Our latest blog post is aimed at people who ‘get it’ about online privacy, but who struggle to convince friends and family to take it seriously. We hope it helps!
Our latest blog post is aimed at people who ‘get it’ about online privacy, but who struggle to convince friends and family to take it seriously. We hope it helps!
Even if its one person, you would have to start somewhere. Maybe they have your data from the last 24 years, as per your example. If you cut off now, five years later, they still have only 24 years of your data. They won’t have the last five year’s data, which would be crucial for them.
That doesn’t address the other two bullet points.
It’s like tracking an animal moving in tall grass.

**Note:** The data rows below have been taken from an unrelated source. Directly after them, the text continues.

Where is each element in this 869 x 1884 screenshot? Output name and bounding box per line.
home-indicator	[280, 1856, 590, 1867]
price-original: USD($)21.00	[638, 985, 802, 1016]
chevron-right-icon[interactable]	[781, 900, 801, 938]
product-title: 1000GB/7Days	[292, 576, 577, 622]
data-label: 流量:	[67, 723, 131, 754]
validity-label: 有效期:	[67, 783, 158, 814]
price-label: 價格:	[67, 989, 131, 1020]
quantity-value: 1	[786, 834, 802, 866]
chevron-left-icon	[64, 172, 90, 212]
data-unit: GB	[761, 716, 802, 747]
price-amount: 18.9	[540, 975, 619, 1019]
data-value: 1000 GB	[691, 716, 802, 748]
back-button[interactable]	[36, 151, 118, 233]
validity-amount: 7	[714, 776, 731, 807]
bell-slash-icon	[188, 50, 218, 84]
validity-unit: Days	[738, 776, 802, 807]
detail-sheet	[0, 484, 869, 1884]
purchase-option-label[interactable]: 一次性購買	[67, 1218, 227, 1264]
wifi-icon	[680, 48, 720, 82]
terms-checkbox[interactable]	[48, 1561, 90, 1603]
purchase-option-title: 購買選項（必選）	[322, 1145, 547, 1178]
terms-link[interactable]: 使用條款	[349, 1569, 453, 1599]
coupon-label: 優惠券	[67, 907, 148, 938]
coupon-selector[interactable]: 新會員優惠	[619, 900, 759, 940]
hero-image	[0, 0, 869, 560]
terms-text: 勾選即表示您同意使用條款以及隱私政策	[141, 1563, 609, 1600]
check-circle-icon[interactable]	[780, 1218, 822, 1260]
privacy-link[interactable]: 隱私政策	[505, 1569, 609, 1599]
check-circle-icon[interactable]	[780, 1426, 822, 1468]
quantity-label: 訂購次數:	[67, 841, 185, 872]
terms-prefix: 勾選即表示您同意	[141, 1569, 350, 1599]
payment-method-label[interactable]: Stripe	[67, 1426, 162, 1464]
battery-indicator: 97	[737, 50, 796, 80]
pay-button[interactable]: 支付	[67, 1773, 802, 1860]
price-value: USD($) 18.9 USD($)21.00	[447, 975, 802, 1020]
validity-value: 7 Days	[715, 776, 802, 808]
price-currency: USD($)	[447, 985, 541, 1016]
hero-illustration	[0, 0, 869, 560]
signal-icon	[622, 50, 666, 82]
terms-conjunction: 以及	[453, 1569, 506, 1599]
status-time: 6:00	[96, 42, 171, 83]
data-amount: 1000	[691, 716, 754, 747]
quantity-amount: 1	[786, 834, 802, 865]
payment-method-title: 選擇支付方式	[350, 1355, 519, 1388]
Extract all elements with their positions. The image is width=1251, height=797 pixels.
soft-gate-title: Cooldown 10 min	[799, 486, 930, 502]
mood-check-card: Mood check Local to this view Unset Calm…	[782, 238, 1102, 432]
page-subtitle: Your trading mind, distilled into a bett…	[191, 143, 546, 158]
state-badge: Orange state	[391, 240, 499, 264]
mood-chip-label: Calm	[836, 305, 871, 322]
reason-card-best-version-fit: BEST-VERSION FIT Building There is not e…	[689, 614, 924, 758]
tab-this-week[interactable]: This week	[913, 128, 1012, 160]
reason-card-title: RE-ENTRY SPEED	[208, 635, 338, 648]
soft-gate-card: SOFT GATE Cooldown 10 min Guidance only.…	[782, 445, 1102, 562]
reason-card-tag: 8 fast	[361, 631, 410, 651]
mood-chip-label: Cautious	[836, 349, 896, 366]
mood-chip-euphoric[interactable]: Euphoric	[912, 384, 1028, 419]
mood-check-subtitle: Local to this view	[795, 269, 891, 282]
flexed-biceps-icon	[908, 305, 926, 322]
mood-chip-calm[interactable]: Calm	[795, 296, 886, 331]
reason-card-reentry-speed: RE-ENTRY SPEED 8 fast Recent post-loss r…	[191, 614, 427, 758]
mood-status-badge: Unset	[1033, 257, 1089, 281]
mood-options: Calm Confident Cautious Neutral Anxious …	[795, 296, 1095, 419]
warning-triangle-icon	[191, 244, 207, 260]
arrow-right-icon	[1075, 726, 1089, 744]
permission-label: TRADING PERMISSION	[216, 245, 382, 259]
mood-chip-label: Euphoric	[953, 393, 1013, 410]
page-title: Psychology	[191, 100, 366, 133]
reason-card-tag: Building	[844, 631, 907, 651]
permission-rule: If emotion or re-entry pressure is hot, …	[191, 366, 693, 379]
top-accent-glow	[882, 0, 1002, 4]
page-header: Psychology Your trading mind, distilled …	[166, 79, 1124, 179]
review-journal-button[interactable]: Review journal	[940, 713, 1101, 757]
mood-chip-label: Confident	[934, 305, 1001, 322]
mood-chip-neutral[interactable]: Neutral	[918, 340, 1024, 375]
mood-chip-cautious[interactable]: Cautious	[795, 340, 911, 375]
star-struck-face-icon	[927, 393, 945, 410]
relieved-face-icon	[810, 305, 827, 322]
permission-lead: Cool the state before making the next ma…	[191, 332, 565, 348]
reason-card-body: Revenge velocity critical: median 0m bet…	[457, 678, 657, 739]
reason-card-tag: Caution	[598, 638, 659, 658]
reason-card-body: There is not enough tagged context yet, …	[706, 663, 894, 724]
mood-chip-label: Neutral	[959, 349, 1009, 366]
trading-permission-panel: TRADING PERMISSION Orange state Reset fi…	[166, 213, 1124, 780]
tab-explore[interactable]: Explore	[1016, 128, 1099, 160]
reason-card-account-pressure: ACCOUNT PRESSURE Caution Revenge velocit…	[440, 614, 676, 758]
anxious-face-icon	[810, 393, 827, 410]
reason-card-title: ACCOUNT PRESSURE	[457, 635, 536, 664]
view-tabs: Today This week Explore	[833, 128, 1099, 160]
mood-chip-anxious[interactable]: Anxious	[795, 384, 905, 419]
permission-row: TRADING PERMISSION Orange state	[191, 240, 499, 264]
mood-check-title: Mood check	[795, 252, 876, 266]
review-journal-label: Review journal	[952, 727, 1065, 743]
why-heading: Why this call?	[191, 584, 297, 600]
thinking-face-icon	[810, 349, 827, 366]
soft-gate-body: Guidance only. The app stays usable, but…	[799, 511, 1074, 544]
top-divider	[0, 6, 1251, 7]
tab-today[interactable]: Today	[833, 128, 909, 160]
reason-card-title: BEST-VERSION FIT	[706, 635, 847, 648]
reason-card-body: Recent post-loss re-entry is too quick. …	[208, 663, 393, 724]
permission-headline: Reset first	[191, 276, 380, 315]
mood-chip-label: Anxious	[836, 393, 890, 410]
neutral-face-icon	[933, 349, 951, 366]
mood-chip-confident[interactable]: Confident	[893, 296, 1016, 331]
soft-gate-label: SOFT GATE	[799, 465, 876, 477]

You don’t need to be able to see the animal directly to tell where it is.
If I can’t disappear completely, there’s enough data points around me that a useful silhouette can be reconstructed from all the surrounding data.
What’s the point?
That is an entirely valid point - and exactly why I wrote that blog post. To help people to explain to those around them that they also need to do something about their privacy. Otherwise they’re giving you away by association.
Come to think of it, I probably should have mentioned that in the post 🤦🏼♂️
The point is that by fighting back they cannot get any more accurate than that, which helps, even if it’s incomplete and imperfect.
There’s also the spite angle, because fuck them, i am not gonna give them shit if i can help it!
The article addresses this. Data must be fresh to be valuable. Yes old data can be useful, but can it be sold? That’s the main vulnerability to surveillance capitalism that hiding exploits.